Se a cidade é história solidificada, e se a história é discurso, a cidade é também um discurso, uma narrativa, uma história que se conta: “O olhar percorre as ruas como se fossem páginas escritas: a cidade diz tudo o que você deve pensar, faz você repetir o discurso, e, enquanto você acredita estar visitando Tamara, não faz nada além de registrar os nomes com os quais ela define a si própria e todas as suas partes”. A cidade não é feita de alvenaria só, é feita de “pedaços de diálogo”, “das relações entre as medidas de seu espaço e os acontecimentos do passado”, porque como o império de Kublai, a cidade-história dos homens, o todo, só ganha sentido na narrativa, na recoleta, na retrovisão. Viver é escrever a própria lenda, e a cidade é documento, é palimpsesto onde vão sendo sobrepostas as versões da lenda de um agrupamento humano. Aqui é que as cidades invisíveis encontram "As cidades invisíveis", o livro: aquelas e este são narrativas.

Afinal, como conhecer (a cidade, a verdade, a coisa em si) se não pelo relato? Como conhecer-me, sem a mediação do outro? Como o império de Kublai, o ser de cada um só se manifesta para ele mesmo “por meio de olhos e ouvidos estrangeiros”.



E nessa narrativa viva e concreta que é a cidade dos homens, nesse diálogo multitudinário que ela contém, onde se situa a verdade? Alguém vê de fato a cidade real? Ou a cidade real é a cidade de Deus, subentendida e modelar, um desenho invisível no céu como o projeto da cidade Eudóxia? No eterno devir da cidade que nunca está pronta, existe mesmo uma cidade para ver, ou só um perpétuo fazer que nunca fica feito? No diálogo entre os estrangeiros, onde cada qual é o único falante da sua língua particular, a verdade é “o espaço que resta em torno deles, um vazio não preenchido por palavras”, é o resíduo de “frases e atos talvez apenas pensados”

“enquanto os dois, silenciosos e imóveis, observavam a lenta ascensão da fumaça de seus cachimbos. A nuvem ora se dissolvia num fio de vento ora restava suspensa no ar; e a resposta estava naquela nuvem”

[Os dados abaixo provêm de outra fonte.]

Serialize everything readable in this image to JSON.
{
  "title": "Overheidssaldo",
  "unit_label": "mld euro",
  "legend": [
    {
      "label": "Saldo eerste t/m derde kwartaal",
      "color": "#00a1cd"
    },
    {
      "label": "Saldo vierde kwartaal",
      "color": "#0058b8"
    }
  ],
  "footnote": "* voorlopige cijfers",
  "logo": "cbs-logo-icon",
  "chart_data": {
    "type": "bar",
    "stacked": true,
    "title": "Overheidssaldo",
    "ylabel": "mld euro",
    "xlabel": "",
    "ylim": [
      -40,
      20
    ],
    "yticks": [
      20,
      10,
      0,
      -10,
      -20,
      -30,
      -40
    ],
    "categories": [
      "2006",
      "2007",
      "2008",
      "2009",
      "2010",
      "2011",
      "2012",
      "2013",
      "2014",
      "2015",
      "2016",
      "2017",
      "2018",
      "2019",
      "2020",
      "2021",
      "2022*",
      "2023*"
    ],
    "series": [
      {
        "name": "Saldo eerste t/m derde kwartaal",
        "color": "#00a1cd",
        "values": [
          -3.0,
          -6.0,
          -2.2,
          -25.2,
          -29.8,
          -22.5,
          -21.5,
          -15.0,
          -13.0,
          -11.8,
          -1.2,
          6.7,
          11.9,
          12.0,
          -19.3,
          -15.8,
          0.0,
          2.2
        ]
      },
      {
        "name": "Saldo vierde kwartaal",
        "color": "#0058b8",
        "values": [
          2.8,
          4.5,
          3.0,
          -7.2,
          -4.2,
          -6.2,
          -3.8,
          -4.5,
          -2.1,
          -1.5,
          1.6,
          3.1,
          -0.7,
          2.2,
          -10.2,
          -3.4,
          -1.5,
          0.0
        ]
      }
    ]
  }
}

A cidade real, a verdade, é como a cidade de Bauci, na qual o viajante, depois da longa jornada, entra “sem perceber que já chegou”. Ou como Fílide, que é invisível para quem a procura, e só pode ser flagrada de relance, de surpresa. Ou, finalmente, como o arco de pedra que sustenta a ponte, que não é sustentada por nenhuma das pedras em particular, só pelo arco imaginário. Assim, toda cidade é invisível, porque nenhum olhar pode totalizá-la, apreendê-la em síntese, no seu significado, no seu sentido.



A cidade dos homens, como toda obra de homem, é como a cidade de Zobeide, uma coleção de armadilhas feitas para capturar algo que só existe no sonho. É metáfora de todo esforço humano, que é um empenho para ultrapassar a incontornável condenação ao nada.